Dia suka aroma secangkir kopi milik Taeyeon dari kedai ujung jalan, rasa kayu manis pada churros, berbagai rasa popcorn saat mereka mengelilingi beberapa bioskop di New York demi mencari rasa popcorn terenak. Jessica memaksanya untuk menonton sebuah film di salah satu bioskop dan Taeyeon tertidur dengan mulut menganga. Jujur saja saat ini Jessica tidak tahu harus bersikap bagaimana setelah apa yang baru saja Taeyeon katakan.
“Yoona sangat pencemburu. Dia tidak mau membiarkan aku melihat wajah orang lain selain dirinya.”
“Aku mengerti. Jadi, apakah Yoona marah karena kamu mengambil foto wajahku?”
“Mungkin,” jawabnya menundukkan kepala dan tersenyum getir. Taeyeon memutuskan untuk pulang karena perasaan bersalah yang terus menerus menggerogotinya. Dia tidak boleh mempermainkan perasaan wanita lain ketika dirinya masih terjebak dengan masa lalu. Sialnya, itu bukan sekedar main-main. Taeyeon benar-benar jatuh cinta kepadanya.

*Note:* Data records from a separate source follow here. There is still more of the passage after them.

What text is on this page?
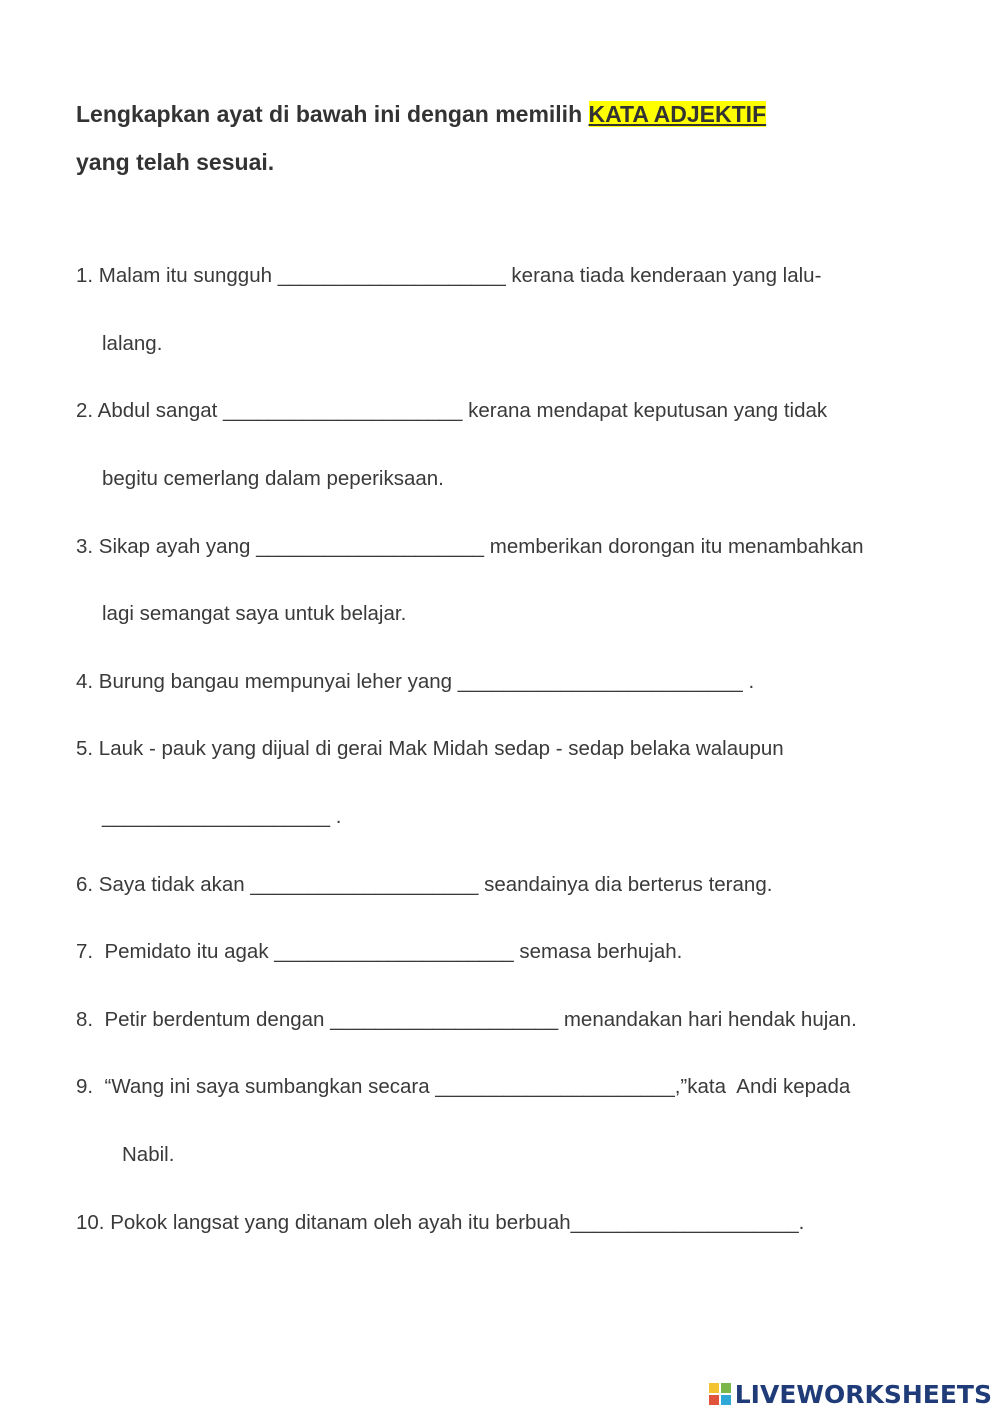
Lengkapkan ayat di bawah ini dengan memilih KATA ADJEKTIF
yang telah sesuai.
1. Malam itu sungguh ____________________ kerana tiada kenderaan yang lalu-
lalang.
2. Abdul sangat _____________________ kerana mendapat keputusan yang tidak
begitu cemerlang dalam peperiksaan.
3. Sikap ayah yang ____________________ memberikan dorongan itu menambahkan
lagi semangat saya untuk belajar.
4. Burung bangau mempunyai leher yang _________________________ .
5. Lauk - pauk yang dijual di gerai Mak Midah sedap - sedap belaka walaupun
____________________ .
6. Saya tidak akan ____________________ seandainya dia berterus terang.
7.  Pemidato itu agak _____________________ semasa berhujah.
8.  Petir berdentum dengan ____________________ menandakan hari hendak hujan.
9.  “Wang ini saya sumbangkan secara _____________________,”kata  Andi kepada
Nabil.
10. Pokok langsat yang ditanam oleh ayah itu berbuah____________________.
LIVEWORKSHEETS
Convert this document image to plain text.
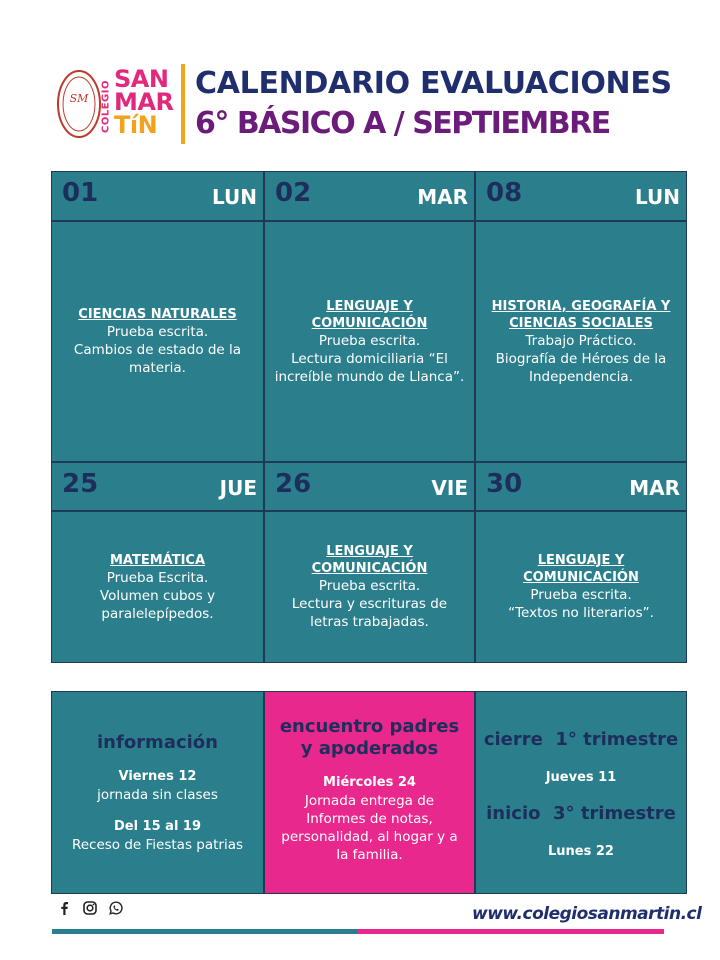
SM COLEGIO
SAN
MAR
TíN
CALENDARIO EVALUACIONES
6° BÁSICO A / SEPTIEMBRE
01	LUN
CIENCIAS NATURALES
Prueba escrita.
Cambios de estado de la materia.
02	MAR
LENGUAJE Y COMUNICACIÓN
Prueba escrita.
Lectura domiciliaria “El increíble mundo de Llanca”.
08	LUN
HISTORIA, GEOGRAFÍA Y CIENCIAS SOCIALES
Trabajo Práctico.
Biografía de Héroes de la Independencia.
25	JUE
MATEMÁTICA
Prueba Escrita.
Volumen cubos y paralelepípedos.
26	VIE
LENGUAJE Y COMUNICACIÓN
Prueba escrita.
Lectura y escrituras de letras trabajadas.
30	MAR
LENGUAJE Y COMUNICACIÓN
Prueba escrita.
“Textos no literarios”.
información
Viernes 12
jornada sin clases
Del 15 al 19
Receso de Fiestas patrias
encuentro padres y apoderados
Miércoles 24
Jornada entrega de Informes de notas, personalidad, al hogar y a la familia.
cierre  1° trimestre
Jueves 11
inicio  3° trimestre
Lunes 22
www.colegiosanmartin.cl
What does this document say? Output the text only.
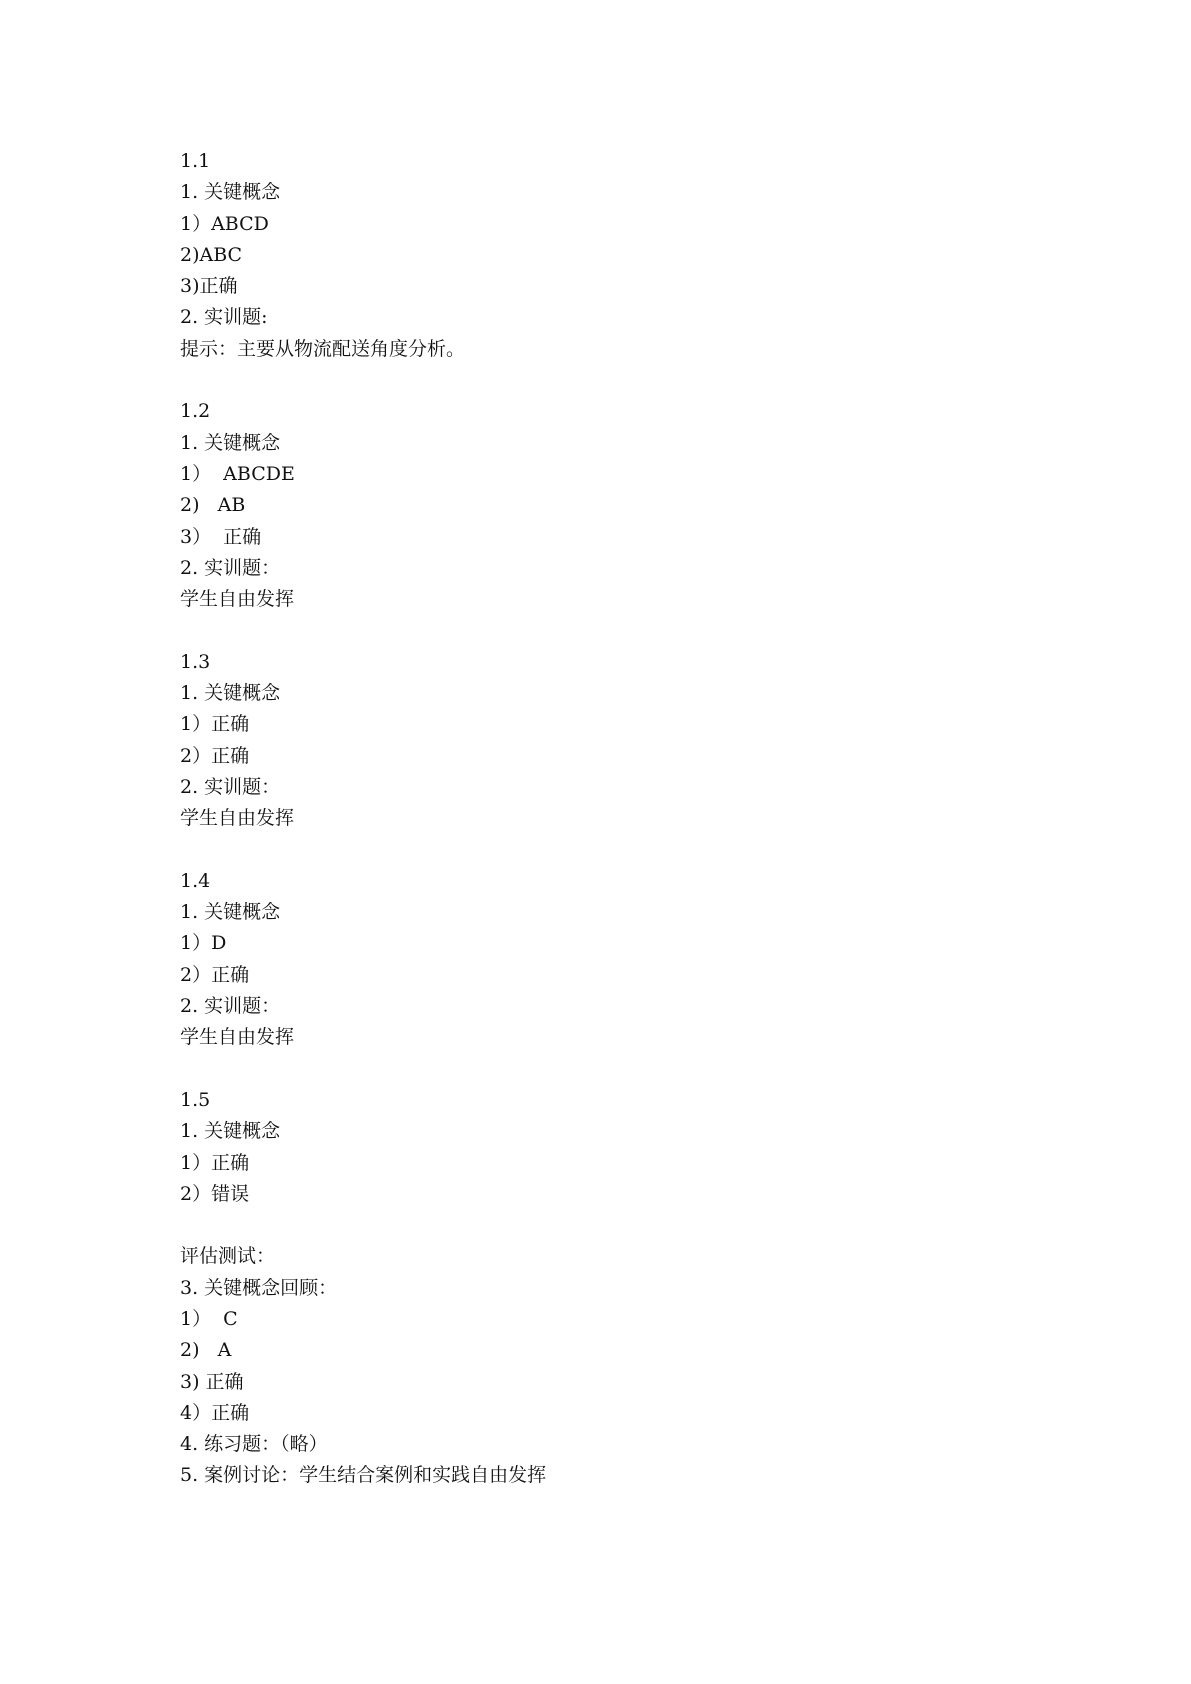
1.1
1. 关键概念
1）ABCD
2)ABC
3)正确
2. 实训题:
提示：主要从物流配送角度分析。
1.2
1. 关键概念
1）  ABCDE
2)   AB
3）  正确
2. 实训题：
学生自由发挥
1.3
1. 关键概念
1）正确
2）正确
2. 实训题：
学生自由发挥
1.4
1. 关键概念
1）D
2）正确
2. 实训题：
学生自由发挥
1.5
1. 关键概念
1）正确
2）错误
评估测试：
3. 关键概念回顾：
1）  C
2)   A
3) 正确
4）正确
4. 练习题：（略）
5. 案例讨论：学生结合案例和实践自由发挥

“Alasan aku selalu berpindah-pindah tempat tinggal karena aku seorang pembunuh. Tiga tahun lalu aku membunuh orang yang paling berharga di hidupku. Malam itu kami sedang dalam perjalanan menggunakan mobil. Aku terbatuk, Yoona membuka sabuk pengaman untuk mengambil botol minum di belakang, terus tiba-tiba sebuah truk menghantam mobil kami. Mereka bilang Yoona meninggal sedangkan aku... aku selamat. Seharusnya aku juga meninggal. Atau biar aku saja yang mati. Aku tidak pantas hidup. Aku... aku ingin mati. Aku...”
“Taeyeon...”
Jessica berlutut di sampingnya, menggenggam erat kedua telapak tangan gadis itu ketika dia terus meracau seperti orang gila. Taeyeon tidak tahu bagaimana gadis itu melakukannya tetapi itulah yang Jessica lakukan; she makes her calm even though there were no words between them. Mereka hanya diam, entah untuk berapa lama. Pada akhirnya Jessica yang bangkit lebih dulu kemudian memeluk Taeyeon dari samping.
“Tidurlah, Taeyeon. Kamu bisa cerita apa pun kepadaku. Aku tidak ke mana-mana,” katanya melepas pelukan dan beranjak pergi.
“Sica...”
Jessica berhenti, membalik badannya, menatap bola mata coklat itu. Taeyeon menghampirinya dengan tergesa-gesa, satu tangan menangkup pipinya dan tangan yang lain menelusuri lekuk lehernya. Taeyeon menciumnya. Dan Jessica membiarkan bibirnya setengah terbuka.